A multidisciplinary team of researchers discovered the coatings prevented infection in live mice and mapped strain in commercial implants placed on sheep spines to warn of potential implant or healing failures in a new study published in the journal Science Advances.
This is a combination of bio-inspired nanomaterial design with flexible electronics to battle a complicated, long-term biomedical problem.
Qing Cao, Study Leader and Professor, Materials Science and Engineering, University of Illinois Urbana-Champaign
Infection and device failure are common issues with orthopedic implants, affecting up to 10% of patients, according to Cao. Several ways to fight infection have been tried. However, all have serious limits, according to him: Biofilms can still form on water-repellent surfaces, and coatings packed with antibiotic chemicals or drugs degrade with time, causing harmful effects on surrounding tissue and having minimal efficacy against drug-resistant strains of bacterial pathogens.
The Illinois team was inspired by the naturally antibacterial wings of cicadas and dragonflies and manufactured a thin foil patterned with nanoscale pillars similar to those seen on the insects’ wings. When a bacterial cell tries to adhere to the foil, the pillars puncture its cell wall and kill it.
Using a mechanical approach to killing bacteria allowed us to bypass a lot of the problems with chemical approaches, while still giving us the flexibility needed to apply the coating to implant surfaces.
Gee Lau, Study Co-Author and Professor, Pathobiology, University of Illinois Urbana-Champaign
The researchers inserted arrays of highly sensitive, flexible electronic sensors to detect strain on the reverse side of the nanostructured foil, where it contacts the implant device. According to the researchers, this might allow clinicians to monitor individual patients’ healing status, direct their rehabilitation to cut recovery time and minimize hazards, and repair or replace equipment before they fail.
The engineering team then collaborated with veterinary clinical medicine Professor Annette McCoy to put their prototype devices to the test.

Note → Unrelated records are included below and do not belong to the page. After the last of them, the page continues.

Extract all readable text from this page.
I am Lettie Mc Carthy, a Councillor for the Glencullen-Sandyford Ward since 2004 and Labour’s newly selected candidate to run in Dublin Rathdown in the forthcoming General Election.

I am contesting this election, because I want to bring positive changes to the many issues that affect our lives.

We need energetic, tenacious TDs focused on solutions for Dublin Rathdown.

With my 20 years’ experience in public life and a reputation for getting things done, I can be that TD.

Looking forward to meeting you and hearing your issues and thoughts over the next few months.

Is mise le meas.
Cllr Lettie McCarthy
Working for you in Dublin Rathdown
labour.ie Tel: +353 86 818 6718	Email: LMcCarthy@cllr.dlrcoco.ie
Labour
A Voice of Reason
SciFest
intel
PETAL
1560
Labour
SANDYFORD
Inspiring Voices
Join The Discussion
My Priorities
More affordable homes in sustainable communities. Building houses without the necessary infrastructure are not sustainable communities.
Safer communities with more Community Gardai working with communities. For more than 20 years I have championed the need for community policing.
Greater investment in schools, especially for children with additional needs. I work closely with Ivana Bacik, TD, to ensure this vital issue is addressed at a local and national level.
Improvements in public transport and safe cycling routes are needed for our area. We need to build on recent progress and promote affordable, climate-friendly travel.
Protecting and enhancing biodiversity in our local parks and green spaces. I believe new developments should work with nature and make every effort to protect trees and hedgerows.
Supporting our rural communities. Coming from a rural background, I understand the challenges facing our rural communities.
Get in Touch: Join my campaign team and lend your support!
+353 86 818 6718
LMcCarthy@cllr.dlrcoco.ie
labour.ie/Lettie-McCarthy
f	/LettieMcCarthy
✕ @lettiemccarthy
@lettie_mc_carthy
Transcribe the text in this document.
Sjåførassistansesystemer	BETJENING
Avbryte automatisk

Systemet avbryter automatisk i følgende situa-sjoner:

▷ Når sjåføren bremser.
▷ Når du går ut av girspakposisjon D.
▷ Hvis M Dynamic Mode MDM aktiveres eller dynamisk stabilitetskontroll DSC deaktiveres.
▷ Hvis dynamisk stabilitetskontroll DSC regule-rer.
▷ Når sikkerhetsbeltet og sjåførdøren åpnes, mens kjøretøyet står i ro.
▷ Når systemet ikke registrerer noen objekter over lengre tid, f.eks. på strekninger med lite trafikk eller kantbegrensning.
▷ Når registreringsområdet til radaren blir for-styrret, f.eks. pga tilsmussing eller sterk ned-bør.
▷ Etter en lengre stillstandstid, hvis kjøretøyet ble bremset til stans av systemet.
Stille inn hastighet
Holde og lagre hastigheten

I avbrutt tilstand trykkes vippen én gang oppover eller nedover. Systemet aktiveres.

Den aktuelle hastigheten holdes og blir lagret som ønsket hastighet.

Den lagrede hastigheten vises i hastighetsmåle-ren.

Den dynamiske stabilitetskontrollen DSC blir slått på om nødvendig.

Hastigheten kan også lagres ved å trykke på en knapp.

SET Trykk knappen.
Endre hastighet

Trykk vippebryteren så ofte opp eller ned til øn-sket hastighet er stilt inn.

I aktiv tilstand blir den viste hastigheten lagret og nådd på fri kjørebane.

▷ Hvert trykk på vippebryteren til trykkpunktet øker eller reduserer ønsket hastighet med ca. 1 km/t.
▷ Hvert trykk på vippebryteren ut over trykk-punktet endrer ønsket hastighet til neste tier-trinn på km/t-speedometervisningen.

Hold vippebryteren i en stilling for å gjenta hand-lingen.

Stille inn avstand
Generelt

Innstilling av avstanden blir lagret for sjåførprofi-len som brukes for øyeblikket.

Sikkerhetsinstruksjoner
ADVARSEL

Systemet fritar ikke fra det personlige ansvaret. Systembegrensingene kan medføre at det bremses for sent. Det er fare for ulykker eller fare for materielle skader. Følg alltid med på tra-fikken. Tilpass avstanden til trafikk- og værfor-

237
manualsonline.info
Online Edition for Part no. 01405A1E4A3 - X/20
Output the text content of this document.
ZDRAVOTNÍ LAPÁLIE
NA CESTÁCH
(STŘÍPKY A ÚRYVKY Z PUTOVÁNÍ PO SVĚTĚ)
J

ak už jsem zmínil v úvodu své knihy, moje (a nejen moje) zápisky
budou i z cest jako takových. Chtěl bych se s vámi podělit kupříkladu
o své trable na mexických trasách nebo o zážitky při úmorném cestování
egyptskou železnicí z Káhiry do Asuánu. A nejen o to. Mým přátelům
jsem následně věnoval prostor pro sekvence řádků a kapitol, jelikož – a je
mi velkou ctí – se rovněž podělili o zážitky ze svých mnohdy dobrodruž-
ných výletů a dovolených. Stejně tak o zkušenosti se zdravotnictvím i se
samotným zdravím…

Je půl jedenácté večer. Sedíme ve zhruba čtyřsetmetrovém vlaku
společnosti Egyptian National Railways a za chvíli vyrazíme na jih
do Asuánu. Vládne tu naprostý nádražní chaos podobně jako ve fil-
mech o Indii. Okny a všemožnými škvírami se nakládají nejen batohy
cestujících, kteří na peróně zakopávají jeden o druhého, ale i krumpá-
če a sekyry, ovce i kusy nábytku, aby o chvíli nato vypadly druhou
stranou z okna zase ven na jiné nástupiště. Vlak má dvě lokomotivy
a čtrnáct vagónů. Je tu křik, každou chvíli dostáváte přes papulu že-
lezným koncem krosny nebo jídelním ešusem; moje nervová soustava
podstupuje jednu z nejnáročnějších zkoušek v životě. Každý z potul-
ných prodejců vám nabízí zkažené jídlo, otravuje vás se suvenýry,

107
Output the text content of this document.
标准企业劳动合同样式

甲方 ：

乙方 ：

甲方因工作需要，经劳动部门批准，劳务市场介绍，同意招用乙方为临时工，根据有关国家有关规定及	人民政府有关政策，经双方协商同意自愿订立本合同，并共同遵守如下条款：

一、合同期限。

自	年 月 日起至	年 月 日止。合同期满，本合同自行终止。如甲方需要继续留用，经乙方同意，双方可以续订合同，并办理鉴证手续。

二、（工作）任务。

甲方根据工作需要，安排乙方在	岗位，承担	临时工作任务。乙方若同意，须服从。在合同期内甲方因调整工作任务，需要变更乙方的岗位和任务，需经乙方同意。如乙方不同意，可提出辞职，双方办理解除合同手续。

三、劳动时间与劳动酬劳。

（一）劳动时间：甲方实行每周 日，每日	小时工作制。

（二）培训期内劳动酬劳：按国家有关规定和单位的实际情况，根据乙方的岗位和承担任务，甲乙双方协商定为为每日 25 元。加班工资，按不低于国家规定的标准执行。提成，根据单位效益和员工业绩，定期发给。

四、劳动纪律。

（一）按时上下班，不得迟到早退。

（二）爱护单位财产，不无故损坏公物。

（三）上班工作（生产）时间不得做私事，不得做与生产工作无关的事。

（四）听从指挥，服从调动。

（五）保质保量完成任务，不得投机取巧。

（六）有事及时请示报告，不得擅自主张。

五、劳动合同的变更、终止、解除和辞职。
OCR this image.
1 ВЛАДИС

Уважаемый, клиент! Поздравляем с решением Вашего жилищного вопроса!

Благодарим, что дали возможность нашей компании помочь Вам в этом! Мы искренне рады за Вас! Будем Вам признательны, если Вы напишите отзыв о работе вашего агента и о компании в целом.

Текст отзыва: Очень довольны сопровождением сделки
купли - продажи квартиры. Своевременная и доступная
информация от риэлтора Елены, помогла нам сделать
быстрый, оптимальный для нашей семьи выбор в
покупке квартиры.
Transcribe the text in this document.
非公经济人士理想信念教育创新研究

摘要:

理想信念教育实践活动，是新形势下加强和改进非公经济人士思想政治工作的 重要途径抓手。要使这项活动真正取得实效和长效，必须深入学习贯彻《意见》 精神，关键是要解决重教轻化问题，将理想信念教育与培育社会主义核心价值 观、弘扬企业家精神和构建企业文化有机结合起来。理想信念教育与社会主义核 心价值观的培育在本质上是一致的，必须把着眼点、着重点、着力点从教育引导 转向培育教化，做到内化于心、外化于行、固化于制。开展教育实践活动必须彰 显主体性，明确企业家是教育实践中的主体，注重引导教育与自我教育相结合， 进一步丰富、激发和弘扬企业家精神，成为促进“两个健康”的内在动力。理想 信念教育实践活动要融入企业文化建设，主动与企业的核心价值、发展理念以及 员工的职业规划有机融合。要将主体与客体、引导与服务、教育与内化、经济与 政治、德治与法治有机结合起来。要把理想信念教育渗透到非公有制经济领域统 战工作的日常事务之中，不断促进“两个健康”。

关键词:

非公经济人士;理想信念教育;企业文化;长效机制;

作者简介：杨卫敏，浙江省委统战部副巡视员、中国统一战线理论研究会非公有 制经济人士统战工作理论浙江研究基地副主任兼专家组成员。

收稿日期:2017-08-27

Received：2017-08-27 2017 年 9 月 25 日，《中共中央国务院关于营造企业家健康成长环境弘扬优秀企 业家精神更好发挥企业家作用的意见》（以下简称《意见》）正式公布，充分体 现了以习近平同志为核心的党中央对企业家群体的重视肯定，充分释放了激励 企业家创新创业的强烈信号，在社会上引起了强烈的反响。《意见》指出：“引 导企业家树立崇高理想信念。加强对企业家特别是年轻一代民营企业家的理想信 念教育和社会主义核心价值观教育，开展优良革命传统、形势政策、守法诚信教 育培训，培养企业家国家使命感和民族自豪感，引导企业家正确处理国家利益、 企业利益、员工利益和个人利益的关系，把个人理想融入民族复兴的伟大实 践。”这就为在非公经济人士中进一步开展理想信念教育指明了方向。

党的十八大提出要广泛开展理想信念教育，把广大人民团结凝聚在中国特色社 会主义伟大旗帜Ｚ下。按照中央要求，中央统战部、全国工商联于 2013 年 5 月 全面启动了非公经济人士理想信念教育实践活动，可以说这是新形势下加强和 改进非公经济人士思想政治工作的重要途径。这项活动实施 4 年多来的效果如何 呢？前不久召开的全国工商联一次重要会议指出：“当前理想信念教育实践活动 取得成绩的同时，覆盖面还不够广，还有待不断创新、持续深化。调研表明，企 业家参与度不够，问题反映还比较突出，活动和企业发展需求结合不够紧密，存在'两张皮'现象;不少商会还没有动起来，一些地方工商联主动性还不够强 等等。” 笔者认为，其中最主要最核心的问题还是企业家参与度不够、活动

They implanted the foils in live mice and watched them for any signs of infection, even after introducing bacteria.
The team also put the coatings on commercially available spinal implants and measured implant strain in sheep spines under normal load to diagnose device failure. Both purposes were efficiently served by the coatings.
The prototype electronics required wires, but the researchers intend to develop wireless power and data communications interfaces for their coatings next, which will be a critical step toward clinical application, according to Cao. The scientists are also aiming to scale up the production of the nanopillar-textured bacteria-killing foil.
“These types of antibacterial coatings have a lot of potential applications, and since ours uses a mechanical mechanism, it has potential for places where chemicals or heavy metal ions – as are used in commercial antimicrobial coatings now – would be detrimental,” Cao notes.
The study was supported by the National Science Foundation and the US Congressionally Directed Medical Research Programs.
Zhang, Y., et al. (2023). A smart coating with integrated physical antimicrobial and strain-mapping functionalities for orthopedic implants. Science Advances. doi.org/10.1126/sciadv.adg7397.